Editorial: Zu enger Blickwinkel

Das Selbstverständnis der Auslandsberichterstattung im öffentlich-rechtlichen Rundfunk ist in den Fokus öffentlicher Debatten geraten. Aber auch in den Anstalten selbst wird der Blick in die Welt durch das eigene, im Vergleich große Korrespondentennetz diskutiert (Titel S. 8 bis 12). Erfahrene langjährige Reporter meldeten sich in den letzten Monaten kritisch zu Wort. In einer vom Dortmunder Erich-Brost-Institut finanzierten Studie beschreiben 300 deutsche Auslandskorrespondenten der Presse und des Rundfunks die Ecken und Kanten deutscher Berichterstattung aus aller Welt. Da ist die Rede von „zu engem Blickwinkel“, „Regierungstreue“, „Agenturgläubigkeit“, „Verflachung und Beliebigkeit“, „weißen Flecken“ und von Auslandsreportagen vornehmlich zu nächtlichen Sendezeiten. Die Konzentration auf die drei K´s: Krise, Krieg und Katastrophen scheint auch den öffentlich-rechtlichen Rundfunk fest im Griff zu haben. Hintergründe zum gesellschaftlichen Leben, zu Land und Leuten, der politischen Entwicklung vieler Nationen bleiben jenseits sensationeller Schlaglichter oft im Verborgenen. Viele Länder, ganze Kontinente kommen – so kein „K“ aufblendet – lange Zeit nicht in TV und Radio vor. Nachrichten über unvorstellbare Zahlen von Hungertoten in Afrika können angesichts eines solch engen Weltbildes am europäischen Wohlstand nur abprallen. Aber auch die durchaus verbreitete Sicht: Negatives bringe mehr Quote, scheint das Angebot für den Gebührenzahler tendenziell zu bestimmen. Verkannt wird bei alledem nicht, dass die Öffentlich-rechtlichen jedem Vergleich mit den Privaten standhalten. ARD und ZDF strahlen durchaus journalistisch ansprechende Auslandssendungen aus wie den „Weltspiegel“ der ARD oder das „Auslandsjournal“ des ZDF.
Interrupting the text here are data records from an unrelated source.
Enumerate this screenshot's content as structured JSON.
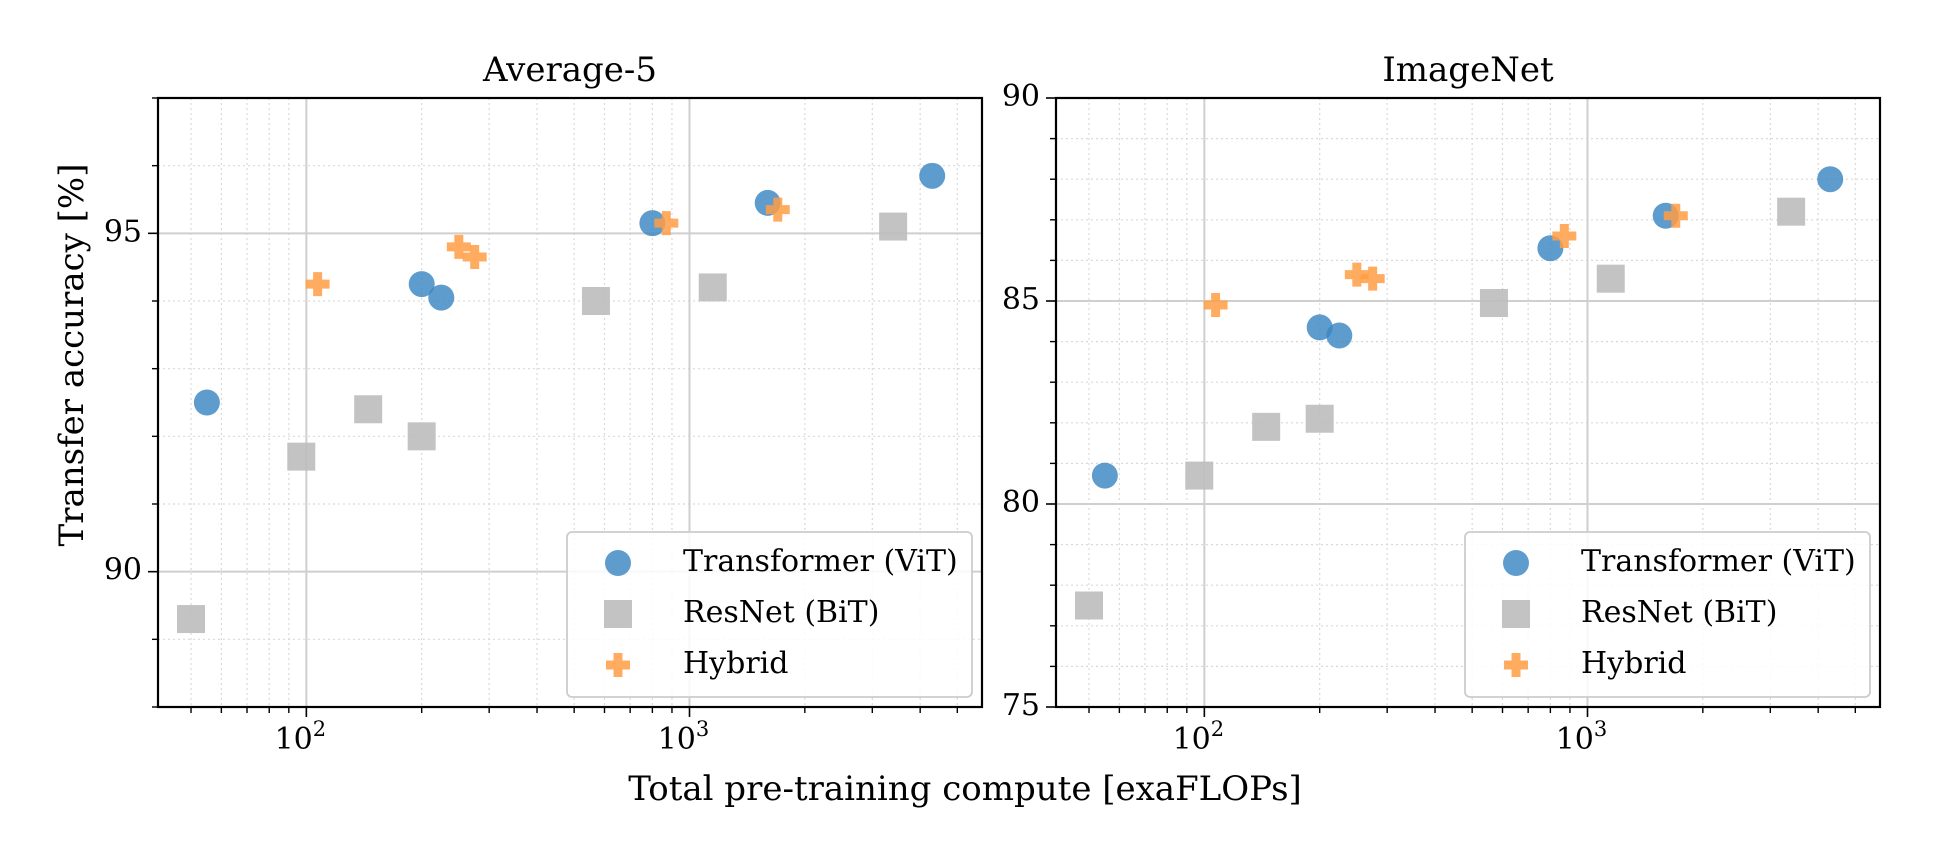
{
  "figure": {
    "ylabel": "Transfer accuracy [%]",
    "xlabel": "Total pre-training compute [exaFLOPs]"
  },
  "colors": {
    "transformer": "#3b86c2",
    "resnet": "#bdbdbd",
    "hybrid": "#ff9d45",
    "grid_major": "#cfcfcf",
    "grid_minor": "#d9d9d9"
  },
  "legend": {
    "placement": "lower-right",
    "items": [
      {
        "series": "transformer",
        "marker": "circle",
        "label": "Transformer (ViT)"
      },
      {
        "series": "resnet",
        "marker": "square",
        "label": "ResNet (BiT)"
      },
      {
        "series": "hybrid",
        "marker": "plus",
        "label": "Hybrid"
      }
    ]
  },
  "chart_data": [
    {
      "type": "scatter",
      "title": "Average-5",
      "xscale": "log",
      "xlim": [
        41,
        5800
      ],
      "ylim": [
        88,
        97
      ],
      "grid": true,
      "xticks": [
        {
          "value": 100,
          "base": "10",
          "exp": "2"
        },
        {
          "value": 1000,
          "base": "10",
          "exp": "3"
        }
      ],
      "yticks": [
        {
          "value": 90,
          "label": "90"
        },
        {
          "value": 95,
          "label": "95"
        }
      ],
      "series": [
        {
          "name": "Transformer (ViT)",
          "key": "transformer",
          "marker": "circle",
          "x": [
            55,
            200,
            225,
            800,
            1600,
            4300
          ],
          "y": [
            92.5,
            94.25,
            94.05,
            95.15,
            95.45,
            95.85
          ]
        },
        {
          "name": "ResNet (BiT)",
          "key": "resnet",
          "marker": "square",
          "x": [
            50,
            97,
            145,
            200,
            570,
            1150,
            3400
          ],
          "y": [
            89.3,
            91.7,
            92.4,
            92.0,
            94.0,
            94.2,
            95.1
          ]
        },
        {
          "name": "Hybrid",
          "key": "hybrid",
          "marker": "plus",
          "x": [
            107,
            250,
            275,
            870,
            1700
          ],
          "y": [
            94.25,
            94.8,
            94.65,
            95.15,
            95.35
          ]
        }
      ]
    },
    {
      "type": "scatter",
      "title": "ImageNet",
      "xscale": "log",
      "xlim": [
        41,
        5800
      ],
      "ylim": [
        75,
        90
      ],
      "grid": true,
      "xticks": [
        {
          "value": 100,
          "base": "10",
          "exp": "2"
        },
        {
          "value": 1000,
          "base": "10",
          "exp": "3"
        }
      ],
      "yticks": [
        {
          "value": 75,
          "label": "75"
        },
        {
          "value": 80,
          "label": "80"
        },
        {
          "value": 85,
          "label": "85"
        },
        {
          "value": 90,
          "label": "90"
        }
      ],
      "series": [
        {
          "name": "Transformer (ViT)",
          "key": "transformer",
          "marker": "circle",
          "x": [
            55,
            200,
            225,
            800,
            1600,
            4300
          ],
          "y": [
            80.7,
            84.35,
            84.15,
            86.3,
            87.1,
            88.0
          ]
        },
        {
          "name": "ResNet (BiT)",
          "key": "resnet",
          "marker": "square",
          "x": [
            50,
            97,
            145,
            200,
            570,
            1150,
            3400
          ],
          "y": [
            77.5,
            80.7,
            81.9,
            82.1,
            84.95,
            85.55,
            87.2
          ]
        },
        {
          "name": "Hybrid",
          "key": "hybrid",
          "marker": "plus",
          "x": [
            107,
            250,
            275,
            870,
            1700
          ],
          "y": [
            84.9,
            85.65,
            85.55,
            86.6,
            87.1
          ]
        }
      ]
    }
  ]
}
Dennoch: Ausgehend vom umfassenden Informationsauftrag der Öffentlich-rechtlichen ist die Kritik nicht von der Hand zu weisen. Es gibt erste Schlussfolgerungen. So durch den WDR-Rundfunkrat, der unter anderem anregt, das Format „Weltweit“ in seinem Dritten „verstärkt zu einer Marke für Hintergrundinformationen auszubauen“. Das Gremium sprach sich zudem für einen festen Korrespondentenplatz in Westafrika aus, da dieser Teil des Kontinents vor wichtigen politischen und wirtschaftlichen Umbrüchen stünde.
Mehr als einen kritischen Blick verdient hierzulande auch der Medienjournalismus. Auf der einen Seite gibt es immer mehr Medien mit immer mehr Content, der in immer schnellerem Takt auf Leser, Hörerinnen und Zuschauer einstürmt, begleitet von einem unermesslichen technischen Angebot an Empfängern und Verbreitungswegen. Auf der anderen Seite haben wir einen Medienjournalismus, der sich eher zurückzieht, als rundherum für Klarheit zu sorgen. Damit lässt er die Medienkonsumenten im Regen stehen (S. 6) Qualitätsjournalismus sieht anders aus! Vielleicht sollten wir auch darüber auf dem 22. Journalistentag am 29. November diskutieren (S. 4).